Since then, it is clear that the Indian state has been waiting for an opportunity to arm-twist the Waheed government, which it had earlier supported. It got the opportunity in February when it offered asylum to the former President Nasheed, who was summoned by the Maldives courts in connection with a case. The Indian state is keen that Nasheed emerges victorious in the upcoming election in September, and knows that conviction in the court case would disqualify him from contesting. Since February 13, Nasheed has been residing in the Indian High Commission in Male and defying the court summons against him. This is a blatant act of interference by the Indian state.
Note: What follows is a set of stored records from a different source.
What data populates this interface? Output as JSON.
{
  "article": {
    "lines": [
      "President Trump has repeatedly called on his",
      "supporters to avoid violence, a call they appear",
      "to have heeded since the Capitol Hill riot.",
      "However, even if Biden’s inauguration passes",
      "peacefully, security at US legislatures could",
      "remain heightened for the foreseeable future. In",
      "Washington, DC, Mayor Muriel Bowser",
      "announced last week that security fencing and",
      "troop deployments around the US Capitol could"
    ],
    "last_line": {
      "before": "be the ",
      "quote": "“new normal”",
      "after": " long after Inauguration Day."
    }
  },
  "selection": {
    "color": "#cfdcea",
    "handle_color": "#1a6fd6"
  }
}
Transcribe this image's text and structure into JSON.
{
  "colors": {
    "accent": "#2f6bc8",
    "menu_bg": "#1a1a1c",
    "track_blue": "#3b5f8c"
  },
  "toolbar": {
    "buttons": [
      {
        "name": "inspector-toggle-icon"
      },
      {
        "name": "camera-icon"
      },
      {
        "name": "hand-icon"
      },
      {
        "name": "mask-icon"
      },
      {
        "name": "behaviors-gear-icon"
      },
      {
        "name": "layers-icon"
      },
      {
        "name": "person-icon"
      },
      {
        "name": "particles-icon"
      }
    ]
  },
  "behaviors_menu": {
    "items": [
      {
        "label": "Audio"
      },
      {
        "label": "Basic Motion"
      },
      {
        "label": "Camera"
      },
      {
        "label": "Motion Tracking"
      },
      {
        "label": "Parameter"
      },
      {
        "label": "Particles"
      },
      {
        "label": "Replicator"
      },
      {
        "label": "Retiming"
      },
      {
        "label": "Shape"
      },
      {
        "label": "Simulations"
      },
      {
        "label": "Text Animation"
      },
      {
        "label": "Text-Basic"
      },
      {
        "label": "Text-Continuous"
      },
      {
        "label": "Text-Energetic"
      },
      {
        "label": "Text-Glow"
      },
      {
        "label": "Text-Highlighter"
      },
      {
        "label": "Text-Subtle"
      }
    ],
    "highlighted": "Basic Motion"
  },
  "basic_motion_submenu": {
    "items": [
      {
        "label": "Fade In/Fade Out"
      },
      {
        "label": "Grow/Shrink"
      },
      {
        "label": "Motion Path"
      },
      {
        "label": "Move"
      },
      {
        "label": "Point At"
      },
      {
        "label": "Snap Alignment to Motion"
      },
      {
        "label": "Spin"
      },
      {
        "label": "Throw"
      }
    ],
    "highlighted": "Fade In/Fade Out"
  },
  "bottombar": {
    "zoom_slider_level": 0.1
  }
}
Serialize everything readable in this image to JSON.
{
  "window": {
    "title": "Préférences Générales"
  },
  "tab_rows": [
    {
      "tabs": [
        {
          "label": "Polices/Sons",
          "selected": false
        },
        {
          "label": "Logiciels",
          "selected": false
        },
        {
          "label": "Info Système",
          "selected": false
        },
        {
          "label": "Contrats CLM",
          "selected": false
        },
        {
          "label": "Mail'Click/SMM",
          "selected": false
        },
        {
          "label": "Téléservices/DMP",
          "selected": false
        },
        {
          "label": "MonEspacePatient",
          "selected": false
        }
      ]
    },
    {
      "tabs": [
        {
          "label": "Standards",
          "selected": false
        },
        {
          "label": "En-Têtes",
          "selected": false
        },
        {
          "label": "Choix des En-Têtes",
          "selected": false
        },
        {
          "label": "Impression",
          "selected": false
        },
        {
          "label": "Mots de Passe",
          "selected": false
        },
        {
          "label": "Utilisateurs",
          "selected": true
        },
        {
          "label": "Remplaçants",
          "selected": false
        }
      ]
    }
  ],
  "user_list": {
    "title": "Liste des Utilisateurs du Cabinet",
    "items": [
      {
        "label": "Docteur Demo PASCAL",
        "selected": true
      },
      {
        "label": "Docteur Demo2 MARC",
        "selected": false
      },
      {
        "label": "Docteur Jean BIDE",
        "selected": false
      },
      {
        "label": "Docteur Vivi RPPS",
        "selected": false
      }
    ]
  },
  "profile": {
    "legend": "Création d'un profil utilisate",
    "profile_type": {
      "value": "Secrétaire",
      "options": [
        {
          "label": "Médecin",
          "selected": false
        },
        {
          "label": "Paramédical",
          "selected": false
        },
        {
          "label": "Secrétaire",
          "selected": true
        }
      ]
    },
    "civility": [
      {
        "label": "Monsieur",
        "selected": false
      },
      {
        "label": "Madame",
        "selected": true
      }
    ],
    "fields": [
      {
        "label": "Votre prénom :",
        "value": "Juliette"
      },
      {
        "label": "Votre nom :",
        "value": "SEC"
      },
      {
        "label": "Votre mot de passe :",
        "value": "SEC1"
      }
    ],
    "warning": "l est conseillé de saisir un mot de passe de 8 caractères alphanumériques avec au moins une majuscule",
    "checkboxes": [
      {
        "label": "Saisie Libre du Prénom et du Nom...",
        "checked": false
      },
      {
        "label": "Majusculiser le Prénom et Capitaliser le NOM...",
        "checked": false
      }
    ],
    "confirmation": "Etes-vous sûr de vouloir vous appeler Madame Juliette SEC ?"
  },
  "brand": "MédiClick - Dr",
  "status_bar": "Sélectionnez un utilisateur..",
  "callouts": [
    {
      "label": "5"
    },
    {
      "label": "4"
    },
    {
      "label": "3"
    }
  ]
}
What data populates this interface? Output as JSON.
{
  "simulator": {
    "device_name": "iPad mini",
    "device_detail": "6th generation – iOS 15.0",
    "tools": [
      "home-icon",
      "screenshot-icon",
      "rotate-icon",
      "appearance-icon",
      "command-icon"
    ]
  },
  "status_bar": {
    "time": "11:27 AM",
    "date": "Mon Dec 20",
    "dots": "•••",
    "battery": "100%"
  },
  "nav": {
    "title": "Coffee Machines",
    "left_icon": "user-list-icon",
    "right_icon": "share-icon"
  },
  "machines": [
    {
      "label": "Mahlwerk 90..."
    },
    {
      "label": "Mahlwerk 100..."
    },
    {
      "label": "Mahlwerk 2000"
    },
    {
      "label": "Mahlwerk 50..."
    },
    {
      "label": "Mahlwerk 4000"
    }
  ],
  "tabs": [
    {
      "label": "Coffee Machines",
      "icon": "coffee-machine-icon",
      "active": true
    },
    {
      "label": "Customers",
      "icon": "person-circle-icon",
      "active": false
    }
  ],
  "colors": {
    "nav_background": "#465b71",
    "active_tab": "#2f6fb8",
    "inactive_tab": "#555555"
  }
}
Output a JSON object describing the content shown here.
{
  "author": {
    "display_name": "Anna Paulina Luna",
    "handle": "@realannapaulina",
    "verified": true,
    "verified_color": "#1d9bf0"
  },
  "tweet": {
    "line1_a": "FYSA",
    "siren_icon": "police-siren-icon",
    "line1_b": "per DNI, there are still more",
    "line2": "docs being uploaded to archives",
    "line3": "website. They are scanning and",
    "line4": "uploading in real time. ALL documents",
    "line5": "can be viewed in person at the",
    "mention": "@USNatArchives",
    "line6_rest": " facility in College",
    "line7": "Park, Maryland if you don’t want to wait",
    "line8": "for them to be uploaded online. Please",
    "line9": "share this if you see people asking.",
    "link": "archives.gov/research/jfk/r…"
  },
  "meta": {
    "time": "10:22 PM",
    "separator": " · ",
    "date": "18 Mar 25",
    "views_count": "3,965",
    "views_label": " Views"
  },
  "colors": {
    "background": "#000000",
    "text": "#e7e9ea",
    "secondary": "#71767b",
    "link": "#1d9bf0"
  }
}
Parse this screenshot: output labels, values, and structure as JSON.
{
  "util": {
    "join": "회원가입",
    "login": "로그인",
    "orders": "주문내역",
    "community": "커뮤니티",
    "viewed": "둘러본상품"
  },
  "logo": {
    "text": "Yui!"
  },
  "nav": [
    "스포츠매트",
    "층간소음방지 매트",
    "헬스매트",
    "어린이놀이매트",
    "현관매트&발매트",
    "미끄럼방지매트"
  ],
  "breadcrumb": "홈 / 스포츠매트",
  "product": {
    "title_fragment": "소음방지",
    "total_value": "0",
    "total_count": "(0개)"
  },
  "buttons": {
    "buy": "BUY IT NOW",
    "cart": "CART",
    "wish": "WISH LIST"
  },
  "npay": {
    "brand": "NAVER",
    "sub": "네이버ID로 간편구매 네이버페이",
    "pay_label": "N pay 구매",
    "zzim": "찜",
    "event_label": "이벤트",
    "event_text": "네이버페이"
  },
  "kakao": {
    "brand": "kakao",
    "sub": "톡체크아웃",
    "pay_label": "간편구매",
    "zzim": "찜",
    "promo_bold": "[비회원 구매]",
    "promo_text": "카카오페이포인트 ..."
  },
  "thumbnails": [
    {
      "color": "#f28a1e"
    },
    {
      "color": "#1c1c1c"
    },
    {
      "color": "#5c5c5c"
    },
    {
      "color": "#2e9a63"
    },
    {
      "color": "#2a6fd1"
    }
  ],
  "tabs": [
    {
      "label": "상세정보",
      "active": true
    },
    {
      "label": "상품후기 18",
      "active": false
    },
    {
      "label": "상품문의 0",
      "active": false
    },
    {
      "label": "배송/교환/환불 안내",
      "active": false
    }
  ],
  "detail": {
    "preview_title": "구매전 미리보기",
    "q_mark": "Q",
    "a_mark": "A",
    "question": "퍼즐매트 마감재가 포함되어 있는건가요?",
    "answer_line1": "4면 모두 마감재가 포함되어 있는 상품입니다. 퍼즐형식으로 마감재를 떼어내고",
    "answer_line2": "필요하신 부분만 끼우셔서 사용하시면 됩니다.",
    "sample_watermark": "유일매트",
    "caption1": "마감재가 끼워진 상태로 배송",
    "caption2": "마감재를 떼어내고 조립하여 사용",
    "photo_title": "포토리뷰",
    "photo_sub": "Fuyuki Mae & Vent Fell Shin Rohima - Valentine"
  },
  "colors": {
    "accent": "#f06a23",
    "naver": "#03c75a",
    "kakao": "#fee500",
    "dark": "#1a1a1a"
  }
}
Various arguments are being widely aired in the media about how India should act in the political crisis in the Maldives. One argument is that India must exercise its clout in the Maldives to assert that it is the unchallenged regional power, and to prevent the Maldives from coming closer to China. Another is that India must intervene on the side of “democracy” in the Maldives by backing Nasheed, and make up for its “mistake” last time in abandoning Nasheed. Both these arguments are completely unprincipled and dangerous. The point is that the Maldives, like all the other countries of this region, is a sovereign independent state, and must be allowed to sort out its internal affairs without any interference from outside. Violation of this principle is extremely dangerous. The argument that big or powerful states have an inherent right to interfere in the internal affairs of other states is exactly the argument advanced by the US and other imperialist powers to launch brazen acts of aggression against countries all over the world. The Indian state, acting on behalf of the ruling Indian big bourgeois class, must not be allowed to join this pack of marauders and bullies, who have wreaked destruction on so many countries across the globe.
The Indian working class wants to live in peace and friendship with the neighbouring peoples, and has no interest whatsoever in intervening in their internal affairs. We must strongly condemn and demand an end to the Indian state’s unprincipled and dangerous policy towards the Maldives.